Listen to the PAPER premiere of Cae Monae's DICKGIRL Sextape, below.

What was the production process like for creating this project?

Oh, bitch. The production process was very erotic and long. I began writing in October. It took about a week to get a substantial collection of rhymes and poetry. The initial concept for DICKGIRL was much different. I wanted a trap/rap album with an industrial twist. After spending almost a month trying to marry the track with the lyrics, I realized I needed to trust my roots in music, so I scrapped the instrumentals and began producing the tracks myself. Like the rest of my work, it was all produced and recorded on my iPhone. It took another week to build up a sound library containing sound clips and audio I've collected for years. Everything was distorted and remastered to build up the tracks to what they are now. After a week of producing the three instrumental tracks, I tested out some of the lyrics over them and it was magic.

When you look at this project in its entirety, what do you think is the greater message?

The larger message is one of liberation. This whole process was done with thick intensity and sexual passion. I was going through, what seemed like, yet another transition in my life — one of healing and rebuilding. This is my war cry, my freedom chant, and seduction spell all in one. This project is my arms held high in submission, but my fists are clenched in resistance.

How do you come up with your raps?

I spent afternoons and nights with a bottle of wine, a fat bag of hybrid, and my notebook sifting through my mind, connecting dots and correlating emotions. I realized I had a lot to say about sexual and political liberation, so I said it. I wrote everything to Rick Ross instrumentals and I had to be in my bathroom. I'm not sure why that was such a necessary part of the process, but it very much was. Anything or anywhere else simply didn't work.
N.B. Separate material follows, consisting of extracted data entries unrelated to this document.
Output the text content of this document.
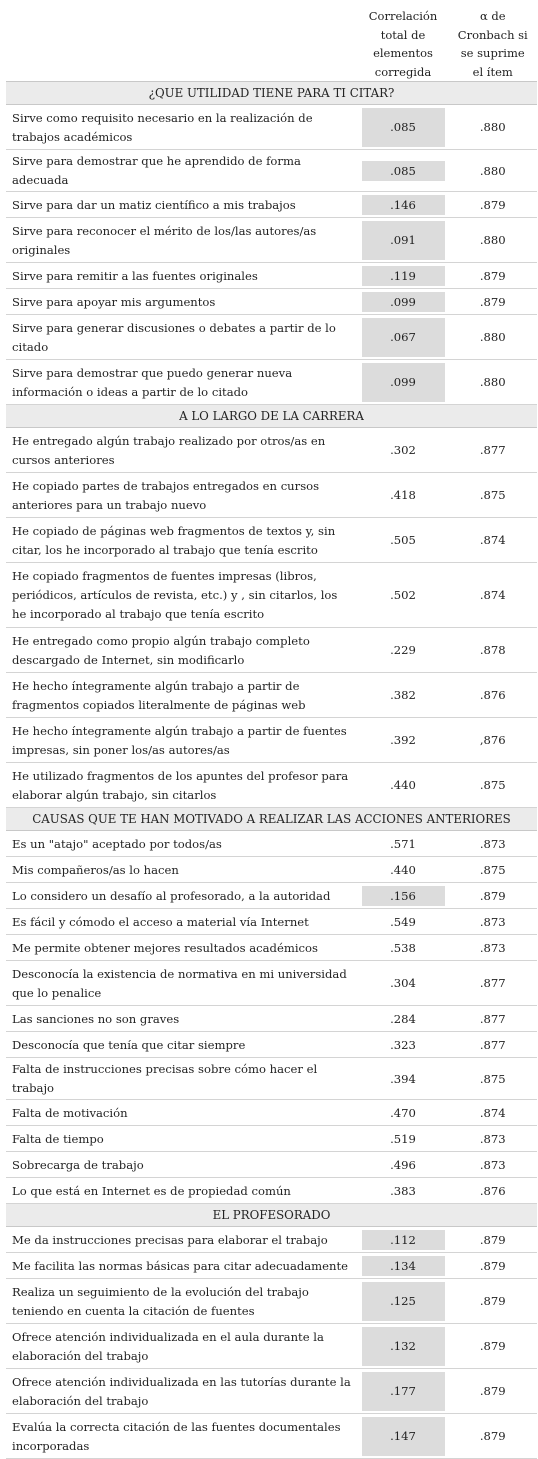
	Correlación total de elementos corregida	α de Cronbach si se suprime el ítem
¿QUE UTILIDAD TIENE PARA TI CITAR?		
Sirve como requisito necesario en la realización de trabajos académicos	.085	.880

Sirve para demostrar que he aprendido de forma adecuada	.085	.880

Sirve para dar un matiz científico a mis trabajos	.146	.879

Sirve para reconocer el mérito de los/las autores/as originales	.091	.880

Sirve para remitir a las fuentes originales	.119	.879

Sirve para apoyar mis argumentos	.099	.879

Sirve para generar discusiones o debates a partir de lo citado	.067	.880

Sirve para demostrar que puedo generar nueva información o ideas a partir de lo citado	.099	.880

A LO LARGO DE LA CARRERA		
He entregado algún trabajo realizado por otros/as en cursos anteriores	.302	.877

He copiado partes de trabajos entregados en cursos anteriores para un trabajo nuevo	.418	.875

He copiado de páginas web fragmentos de textos y, sin citar, los he incorporado al trabajo que tenía escrito	.505	.874

He copiado fragmentos de fuentes impresas (libros, periódicos, artículos de revista, etc.) y , sin citarlos, los he incorporado al trabajo que tenía escrito	.502	.874

He entregado como propio algún trabajo completo descargado de Internet, sin modificarlo	.229	.878

He hecho íntegramente algún trabajo a partir de fragmentos copiados literalmente de páginas web	.382	.876

He hecho íntegramente algún trabajo a partir de fuentes impresas, sin poner los/as autores/as	.392	,876

He utilizado fragmentos de los apuntes del profesor para elaborar algún trabajo, sin citarlos	.440	.875

CAUSAS QUE TE HAN MOTIVADO A REALIZAR LAS ACCIONES ANTERIORES		
Es un "atajo" aceptado por todos/as	.571	.873

Mis compañeros/as lo hacen	.440	.875

Lo considero un desafío al profesorado, a la autoridad	.156	.879

Es fácil y cómodo el acceso a material vía Internet	.549	.873

Me permite obtener mejores resultados académicos	.538	.873

Desconocía la existencia de normativa en mi universidad que lo penalice	.304	.877

Las sanciones no son graves	.284	.877

Desconocía que tenía que citar siempre	.323	.877

Falta de instrucciones precisas sobre cómo hacer el trabajo	.394	.875

Falta de motivación	.470	.874

Falta de tiempo	.519	.873

Sobrecarga de trabajo	.496	.873

Lo que está en Internet es de propiedad común	.383	.876

EL PROFESORADO		
Me da instrucciones precisas para elaborar el trabajo	.112	.879

Me facilita las normas básicas para citar adecuadamente	.134	.879

Realiza un seguimiento de la evolución del trabajo teniendo en cuenta la citación de fuentes	.125	.879

Ofrece atención individualizada en el aula durante la elaboración del trabajo	.132	.879

Ofrece atención individualizada en las tutorías durante la elaboración del trabajo	.177	.879

Evalúa la correcta citación de las fuentes documentales incorporadas	.147	.879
What's the story behind DICKGIRL opener, "Tropicana"?

"Tropicana" was written to be a Trump/Pence diss track. The original lyrics were so aggressive and explicit, I began questioning if it was even legal. So when recording it I took my favorite parts and mashed them up until it became what it is now. The title references oranges and juice, so it should all make sense. If not, it's fine.

Is "Cisphobic" inspired by one experience in particular?

"Cisphobic" is the irony piece — a dark hilarity that cisgender people, very similar in experience to Euro-Americans (white people), can't feel the systems that support them. Without those systems in place they become equals, yet most would see it as a drastic loss in stature and control. "Cisphobic" is my way of saying cisphobia (similar to "reverse racism") doesn't exist. However, cisgender people, in some cases, truly do scare me.

How do you hope this project will impact the community?

I want people to sweat. I want people to dance and move their bodies releasing their desires. I want people to feel liberated and sexy in their miraculous and unique bodies. I want them to have a multi-level orgasm in their body, mind, and soul. I want people to listen to this and instantly need a cigarette and a burrito.